The Woman in Black ***

Director: James Watkins
Cast: Daniel Radcliffe, Ciarán Hinds, Janet McTeer
Sophie Stuckey, Liz White, Misha Handley

It's almost impossible to look at Daniel Radcliffe and not think of a certain boy wizard who plagued movie screens for an entire decade. His face became synonymous with the idea of typecasting and viewers should not feel guilty about having a hard time pretending he's someone else while watching The Woman in Black.
Kudos must be given to the young actor who is trying so hard to show audiences they haven't seen the last of him, however this is nary a benefit for him when his physiognomy evokes such blandness that he becomes a blank slate for whoever's directing him. Try as he does, onscreen Radcliffe can only muster two emotions: surprise and fear.
Luckily for him, his face is more than fit for this adaptation of Susan Hill's horror novel, which has him play the lead character of Arthur Kipps, a widowed London solicitor asked to handle Eel Marsh House, the estate of the late Alice Drablow. He travels to the remote village where he is welcomed by locals with unbecoming hostility. The reason? They think that Eel House is haunted by the ghost of a mysterious woman who is slowly eradicating the town's children. Not one to take superstitions seriously, Arthur visits the house where soon enough strange things begin to happen.
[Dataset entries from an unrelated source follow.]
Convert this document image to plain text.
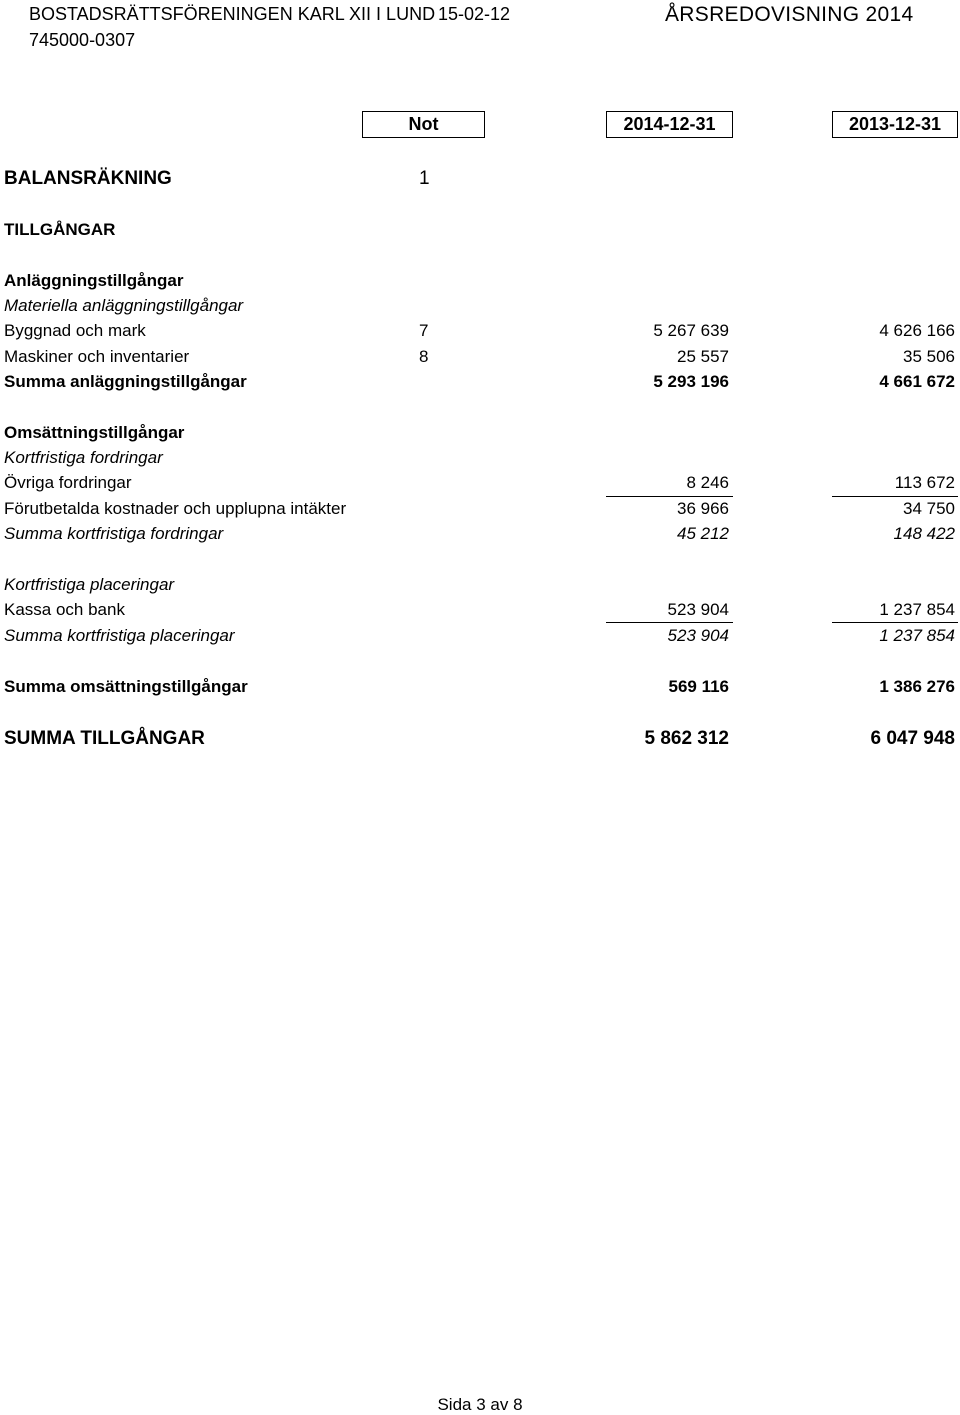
BOSTADSRÄTTSFÖRENINGEN KARL XII I LUND 15-02-12	ÅRSREDOVISNING 2014
745000-0307
Not	2014-12-31	2013-12-31
BALANSRÄKNING	1
TILLGÅNGAR
Anläggningstillgångar
Materiella anläggningstillgångar
Byggnad och mark	7	5 267 639	4 626 166
Maskiner och inventarier	8	25 557	35 506
Summa anläggningstillgångar	5 293 196	4 661 672
Omsättningstillgångar
Kortfristiga fordringar
Övriga fordringar	8 246	113 672
Förutbetalda kostnader och upplupna intäkter	36 966	34 750
Summa kortfristiga fordringar	45 212	148 422
Kortfristiga placeringar
Kassa och bank	523 904	1 237 854
Summa kortfristiga placeringar	523 904	1 237 854
Summa omsättningstillgångar	569 116	1 386 276
SUMMA TILLGÅNGAR	5 862 312	6 047 948
Sida 3 av 8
There is nothing particularly extraordinary about The Woman in Black, other than the fact that it's such a delightful throwback to atmospheric horror movies. It forgoes any signs of gore or extreme violence, in favor of creepy ambiance which paired with expertly crafted production design and efficient cinematography produce chills the likes of which we rarely get anymore.
The film might've been improved if the writers had put more emphasis in the fascinating dichotomy that lies between the advent of technology and the disappearance of the ghost story. Throughout the film there are numerous mentions to how machines have been used to move forward and leave behind superstition, something that becomes altogether more haunting during a scene in which a series of macabre wind toys perform a demonic symphony.
Throughout, Radcliffe does his best to look pale enough not to be confused with one of the movie's actual ghosts, while talented thespians like Hinds and McTeer chew the scenery with such subtle gusto that they are the ones mustering the real magic.